Le persone più frequentemente aiutate dalla Caritas, viene puntualizzato nel monitoraggio, sono state in gran parte quelle con un’occupazione irregolare bloccata a causa della pandemia (61,1%), lavoratori precari o saltuari che non hanno potuto godere di ammortizzatori sociali (50%), autonomi o stagionali in attesa delle misure di sostegno (40,5%) e dipendenti in attesa della cassa integrazione ordinaria o cassa integrazione in deroga (35,8%). Gli ambiti e i settori economici che hanno risentito maggiormente della crisi economica correlata al Covid sono stati soprattutto quelli della ristorazione, segnalati dal 94% delle Caritas, seguiti dal settore turistico-alberghiero (77,4%). La maggioranza assoluta delle diocesi segnala anche la difficoltà degli esercizi commerciali (64,2%) e delle attività culturali, artistiche e dello spettacolo (53,2%).

Un quadro non felice ma di fronte al quale diverse sono state le risposte per alleggerire la situazione, si precisa nel report. Accanto ai servizi relativi ad aiuti materiali vengono segnalate infatti attività di tipo formativo e orientativo, con 149 diocesi (il 78,4%) che hanno attivato dei fondi specifici di sostegno economico alle famiglie in difficoltà mentre altre 140 (il 73,7%) hanno svolto attività di orientamento e informazione sulle misure assistenziali promosse da amministrazioni centrali e territoriali come reddito di emergenza e di cittadinanza, bonus per gli autonomi e per gli affitti oltre a quelli alimentari, bonus alimentari, cassa integrazione, vari benefit regionali e altro ancora. Significativo poi il contributo dato da 116 diocesi (61,1%) per l’attivazione di interventi specifici sul fronte del lavoro come istituzione di borse, tirocini di inserimento professionale, formativi, percorsi di riqualificazione, convenzioni con aziende o soggetti terzi per inserimenti lavorativi, sportelli di orientamento. Ampiamente considerato anche l’ambito educativo con interventi mirati a distribuzione di tablet, personal computer, connessioni e device per scuole e famiglie meno abbienti, all’acquisto di libri e materiale scolastico, pagamento di rette, sostegno educativo a distanza e progetti contro l'abbandono scolastico. Sessantuno sono invece le diocesi che hanno attivato dei fondi diocesani di sostegno economico alle piccole imprese.
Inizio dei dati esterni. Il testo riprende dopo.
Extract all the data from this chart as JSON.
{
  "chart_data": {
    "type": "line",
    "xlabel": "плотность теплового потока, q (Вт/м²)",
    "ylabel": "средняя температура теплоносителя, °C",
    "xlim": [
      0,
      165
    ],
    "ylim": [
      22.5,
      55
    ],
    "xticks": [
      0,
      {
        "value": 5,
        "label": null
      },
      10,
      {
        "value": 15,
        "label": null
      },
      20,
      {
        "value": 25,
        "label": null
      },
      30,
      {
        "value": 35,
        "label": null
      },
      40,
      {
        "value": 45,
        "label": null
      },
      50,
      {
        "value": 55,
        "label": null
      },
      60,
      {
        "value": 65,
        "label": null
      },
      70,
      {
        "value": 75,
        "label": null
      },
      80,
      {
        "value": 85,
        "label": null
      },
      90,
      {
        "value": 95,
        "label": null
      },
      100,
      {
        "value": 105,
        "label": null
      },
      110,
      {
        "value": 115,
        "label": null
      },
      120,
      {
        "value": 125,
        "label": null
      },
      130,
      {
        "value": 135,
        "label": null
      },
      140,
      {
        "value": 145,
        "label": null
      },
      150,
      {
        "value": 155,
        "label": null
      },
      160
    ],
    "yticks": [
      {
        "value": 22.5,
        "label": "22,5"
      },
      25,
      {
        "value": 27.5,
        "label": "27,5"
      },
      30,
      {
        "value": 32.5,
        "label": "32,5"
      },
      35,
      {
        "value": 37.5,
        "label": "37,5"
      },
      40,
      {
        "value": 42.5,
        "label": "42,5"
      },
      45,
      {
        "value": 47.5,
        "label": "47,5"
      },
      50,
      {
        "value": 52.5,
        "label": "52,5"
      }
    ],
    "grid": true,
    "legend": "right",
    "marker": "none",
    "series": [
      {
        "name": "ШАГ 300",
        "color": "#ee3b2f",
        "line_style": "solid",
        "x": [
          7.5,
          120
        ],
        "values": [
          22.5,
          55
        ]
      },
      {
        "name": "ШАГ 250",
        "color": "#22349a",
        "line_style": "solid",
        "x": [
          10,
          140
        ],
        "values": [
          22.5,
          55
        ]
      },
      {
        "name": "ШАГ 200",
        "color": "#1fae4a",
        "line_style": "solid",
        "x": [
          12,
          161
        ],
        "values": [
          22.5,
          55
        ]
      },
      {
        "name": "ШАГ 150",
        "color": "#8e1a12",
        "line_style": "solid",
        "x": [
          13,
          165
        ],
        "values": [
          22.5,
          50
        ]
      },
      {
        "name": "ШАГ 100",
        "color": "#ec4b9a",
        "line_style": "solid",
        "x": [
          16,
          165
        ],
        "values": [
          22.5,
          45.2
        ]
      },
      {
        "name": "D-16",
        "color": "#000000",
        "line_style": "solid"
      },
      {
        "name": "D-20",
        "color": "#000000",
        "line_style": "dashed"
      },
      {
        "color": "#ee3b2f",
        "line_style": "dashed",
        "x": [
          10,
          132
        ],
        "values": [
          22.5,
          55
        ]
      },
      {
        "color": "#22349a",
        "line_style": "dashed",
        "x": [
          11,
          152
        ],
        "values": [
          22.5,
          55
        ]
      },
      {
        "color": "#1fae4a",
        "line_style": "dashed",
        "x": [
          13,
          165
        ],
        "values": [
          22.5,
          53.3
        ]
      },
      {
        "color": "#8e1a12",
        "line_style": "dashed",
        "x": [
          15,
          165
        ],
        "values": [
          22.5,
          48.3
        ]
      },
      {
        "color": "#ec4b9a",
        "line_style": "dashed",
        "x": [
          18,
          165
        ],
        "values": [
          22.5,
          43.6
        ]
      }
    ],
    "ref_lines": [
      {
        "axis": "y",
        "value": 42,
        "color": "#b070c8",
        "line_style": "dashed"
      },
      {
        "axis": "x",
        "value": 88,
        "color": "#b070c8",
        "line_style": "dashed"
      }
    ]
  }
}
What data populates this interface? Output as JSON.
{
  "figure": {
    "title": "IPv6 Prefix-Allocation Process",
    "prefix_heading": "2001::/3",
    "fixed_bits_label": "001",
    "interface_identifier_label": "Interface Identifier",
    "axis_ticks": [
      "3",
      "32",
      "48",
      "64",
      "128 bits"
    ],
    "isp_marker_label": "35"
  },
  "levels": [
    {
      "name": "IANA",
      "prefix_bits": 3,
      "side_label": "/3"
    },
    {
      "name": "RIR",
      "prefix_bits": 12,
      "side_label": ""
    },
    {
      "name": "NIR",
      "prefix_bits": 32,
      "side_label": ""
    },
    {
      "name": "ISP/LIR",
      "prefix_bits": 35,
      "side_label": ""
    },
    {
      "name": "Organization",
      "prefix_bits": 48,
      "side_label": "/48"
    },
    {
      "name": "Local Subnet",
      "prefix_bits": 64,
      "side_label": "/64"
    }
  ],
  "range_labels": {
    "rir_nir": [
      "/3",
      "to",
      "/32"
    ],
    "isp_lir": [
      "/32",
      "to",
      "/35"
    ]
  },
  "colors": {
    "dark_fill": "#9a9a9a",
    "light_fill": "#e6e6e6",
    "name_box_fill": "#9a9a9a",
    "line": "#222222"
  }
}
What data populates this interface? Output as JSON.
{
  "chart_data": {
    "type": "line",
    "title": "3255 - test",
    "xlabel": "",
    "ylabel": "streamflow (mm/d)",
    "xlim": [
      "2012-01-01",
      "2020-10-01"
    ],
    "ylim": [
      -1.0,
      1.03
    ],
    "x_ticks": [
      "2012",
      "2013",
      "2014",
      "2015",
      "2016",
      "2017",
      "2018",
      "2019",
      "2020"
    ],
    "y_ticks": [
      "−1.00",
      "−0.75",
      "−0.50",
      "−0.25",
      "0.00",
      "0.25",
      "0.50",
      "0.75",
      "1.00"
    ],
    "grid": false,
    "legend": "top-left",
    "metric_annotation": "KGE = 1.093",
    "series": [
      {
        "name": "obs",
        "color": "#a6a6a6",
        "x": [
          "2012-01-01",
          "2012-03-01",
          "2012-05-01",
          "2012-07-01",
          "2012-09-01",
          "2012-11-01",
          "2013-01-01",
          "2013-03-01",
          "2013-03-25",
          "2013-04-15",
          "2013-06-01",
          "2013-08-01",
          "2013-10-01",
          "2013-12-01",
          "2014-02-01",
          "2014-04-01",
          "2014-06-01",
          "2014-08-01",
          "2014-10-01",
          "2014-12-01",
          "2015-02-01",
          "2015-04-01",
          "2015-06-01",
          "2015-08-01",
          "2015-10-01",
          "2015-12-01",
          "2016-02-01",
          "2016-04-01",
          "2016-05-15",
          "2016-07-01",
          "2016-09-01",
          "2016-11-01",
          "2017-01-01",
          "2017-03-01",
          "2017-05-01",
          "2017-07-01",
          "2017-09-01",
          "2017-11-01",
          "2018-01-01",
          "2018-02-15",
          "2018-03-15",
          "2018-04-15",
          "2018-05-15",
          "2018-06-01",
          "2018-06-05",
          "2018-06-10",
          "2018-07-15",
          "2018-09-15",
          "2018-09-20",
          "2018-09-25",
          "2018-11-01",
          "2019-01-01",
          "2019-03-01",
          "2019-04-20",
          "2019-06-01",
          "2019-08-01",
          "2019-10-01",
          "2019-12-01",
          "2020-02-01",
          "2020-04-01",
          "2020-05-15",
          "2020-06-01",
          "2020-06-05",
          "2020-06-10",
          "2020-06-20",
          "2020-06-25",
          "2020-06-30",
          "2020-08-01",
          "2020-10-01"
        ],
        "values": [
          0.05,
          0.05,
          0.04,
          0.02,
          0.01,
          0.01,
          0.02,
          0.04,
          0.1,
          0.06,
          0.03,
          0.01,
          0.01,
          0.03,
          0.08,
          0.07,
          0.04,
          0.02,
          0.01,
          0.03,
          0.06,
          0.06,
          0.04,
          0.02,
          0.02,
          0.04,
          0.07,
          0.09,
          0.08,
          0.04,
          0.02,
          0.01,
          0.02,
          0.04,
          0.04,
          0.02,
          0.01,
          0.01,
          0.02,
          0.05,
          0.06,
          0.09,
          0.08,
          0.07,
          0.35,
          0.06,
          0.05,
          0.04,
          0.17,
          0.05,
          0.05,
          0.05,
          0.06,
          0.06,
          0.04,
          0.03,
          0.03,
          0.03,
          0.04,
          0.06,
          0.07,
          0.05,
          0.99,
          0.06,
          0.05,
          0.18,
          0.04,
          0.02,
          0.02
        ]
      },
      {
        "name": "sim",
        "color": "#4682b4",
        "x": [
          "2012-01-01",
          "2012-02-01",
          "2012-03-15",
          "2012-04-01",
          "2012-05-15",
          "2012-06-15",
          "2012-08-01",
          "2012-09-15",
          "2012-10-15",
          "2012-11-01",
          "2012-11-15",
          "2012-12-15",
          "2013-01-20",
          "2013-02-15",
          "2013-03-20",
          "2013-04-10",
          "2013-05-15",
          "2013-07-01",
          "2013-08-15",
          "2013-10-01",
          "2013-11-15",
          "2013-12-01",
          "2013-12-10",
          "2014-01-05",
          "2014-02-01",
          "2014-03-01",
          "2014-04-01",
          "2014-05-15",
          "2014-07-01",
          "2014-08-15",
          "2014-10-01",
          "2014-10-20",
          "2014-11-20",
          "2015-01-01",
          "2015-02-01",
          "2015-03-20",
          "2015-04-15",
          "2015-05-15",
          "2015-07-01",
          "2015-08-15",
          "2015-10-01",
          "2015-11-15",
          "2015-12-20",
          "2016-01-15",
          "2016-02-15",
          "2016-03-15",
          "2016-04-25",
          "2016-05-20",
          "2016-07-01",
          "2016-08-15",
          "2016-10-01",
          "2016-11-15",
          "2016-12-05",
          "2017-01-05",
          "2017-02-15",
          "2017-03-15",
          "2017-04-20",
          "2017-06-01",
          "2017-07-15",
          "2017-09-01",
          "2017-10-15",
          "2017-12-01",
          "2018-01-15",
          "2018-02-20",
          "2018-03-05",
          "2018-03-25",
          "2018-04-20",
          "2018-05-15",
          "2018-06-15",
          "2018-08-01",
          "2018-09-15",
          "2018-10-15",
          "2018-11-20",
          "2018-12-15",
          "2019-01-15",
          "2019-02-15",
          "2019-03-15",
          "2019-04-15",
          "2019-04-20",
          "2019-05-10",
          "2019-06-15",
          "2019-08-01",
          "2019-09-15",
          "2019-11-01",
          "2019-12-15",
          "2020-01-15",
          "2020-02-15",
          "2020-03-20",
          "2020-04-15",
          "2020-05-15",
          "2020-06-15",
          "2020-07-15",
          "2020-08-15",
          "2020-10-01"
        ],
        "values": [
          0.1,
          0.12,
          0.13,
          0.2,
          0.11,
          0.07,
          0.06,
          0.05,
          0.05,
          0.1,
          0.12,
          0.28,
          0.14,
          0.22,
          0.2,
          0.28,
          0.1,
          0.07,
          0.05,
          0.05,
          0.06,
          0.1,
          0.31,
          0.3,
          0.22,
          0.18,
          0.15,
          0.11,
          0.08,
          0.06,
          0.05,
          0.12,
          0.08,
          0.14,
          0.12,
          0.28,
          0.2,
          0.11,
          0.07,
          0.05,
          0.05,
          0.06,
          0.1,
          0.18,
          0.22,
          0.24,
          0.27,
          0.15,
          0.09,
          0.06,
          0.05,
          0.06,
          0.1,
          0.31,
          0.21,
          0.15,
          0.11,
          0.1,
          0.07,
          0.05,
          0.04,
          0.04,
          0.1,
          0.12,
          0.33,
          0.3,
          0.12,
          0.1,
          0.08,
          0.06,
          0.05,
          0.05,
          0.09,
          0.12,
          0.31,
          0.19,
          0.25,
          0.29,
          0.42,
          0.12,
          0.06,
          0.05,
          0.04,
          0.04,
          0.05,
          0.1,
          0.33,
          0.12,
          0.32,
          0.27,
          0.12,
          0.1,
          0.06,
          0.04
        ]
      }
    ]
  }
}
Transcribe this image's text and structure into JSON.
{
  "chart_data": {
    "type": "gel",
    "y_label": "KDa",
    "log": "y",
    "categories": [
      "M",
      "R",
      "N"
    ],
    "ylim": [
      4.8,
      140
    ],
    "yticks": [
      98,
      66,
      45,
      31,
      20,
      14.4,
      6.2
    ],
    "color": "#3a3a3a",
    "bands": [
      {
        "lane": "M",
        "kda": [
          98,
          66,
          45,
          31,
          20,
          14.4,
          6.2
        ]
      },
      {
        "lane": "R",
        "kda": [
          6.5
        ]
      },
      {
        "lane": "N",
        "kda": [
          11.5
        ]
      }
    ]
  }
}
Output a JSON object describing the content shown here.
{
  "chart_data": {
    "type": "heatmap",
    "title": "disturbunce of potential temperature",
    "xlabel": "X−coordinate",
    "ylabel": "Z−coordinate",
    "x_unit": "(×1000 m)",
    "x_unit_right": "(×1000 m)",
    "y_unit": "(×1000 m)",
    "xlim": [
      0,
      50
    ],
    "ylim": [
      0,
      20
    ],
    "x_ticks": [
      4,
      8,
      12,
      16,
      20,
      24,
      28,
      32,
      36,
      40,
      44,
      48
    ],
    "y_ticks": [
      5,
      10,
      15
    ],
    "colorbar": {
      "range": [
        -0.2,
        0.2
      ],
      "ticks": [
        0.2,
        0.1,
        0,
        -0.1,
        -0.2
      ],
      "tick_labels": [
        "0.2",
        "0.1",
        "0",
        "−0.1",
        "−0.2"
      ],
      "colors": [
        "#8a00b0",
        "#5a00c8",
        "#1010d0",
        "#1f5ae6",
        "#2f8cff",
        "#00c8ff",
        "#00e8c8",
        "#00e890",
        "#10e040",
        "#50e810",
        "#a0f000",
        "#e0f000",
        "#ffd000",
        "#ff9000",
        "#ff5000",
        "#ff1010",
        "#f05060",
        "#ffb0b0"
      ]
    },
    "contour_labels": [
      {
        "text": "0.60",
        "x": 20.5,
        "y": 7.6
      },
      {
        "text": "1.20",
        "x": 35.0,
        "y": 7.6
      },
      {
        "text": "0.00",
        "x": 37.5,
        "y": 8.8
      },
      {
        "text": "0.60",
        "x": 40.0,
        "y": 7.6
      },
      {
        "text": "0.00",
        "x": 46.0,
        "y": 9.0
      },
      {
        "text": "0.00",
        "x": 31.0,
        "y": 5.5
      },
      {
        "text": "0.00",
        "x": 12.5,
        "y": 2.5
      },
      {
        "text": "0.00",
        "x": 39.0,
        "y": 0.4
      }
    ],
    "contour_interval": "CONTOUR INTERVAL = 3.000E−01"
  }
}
In tutto questo, va inoltre evidenziata la presenza di progetti e attività innovative che hanno saputo definire percorsi alternativi di presa in carico. È il caso del sostegno ai giostrai, ai circensi, ai venditori ambulanti, delle attività di recupero dei beni alimentari, delle nuove modalità di approccio al fenomeno delle persone senza dimora, dell’ascolto a distanza, degli ambulatori e dei servizi di tipo sanitario.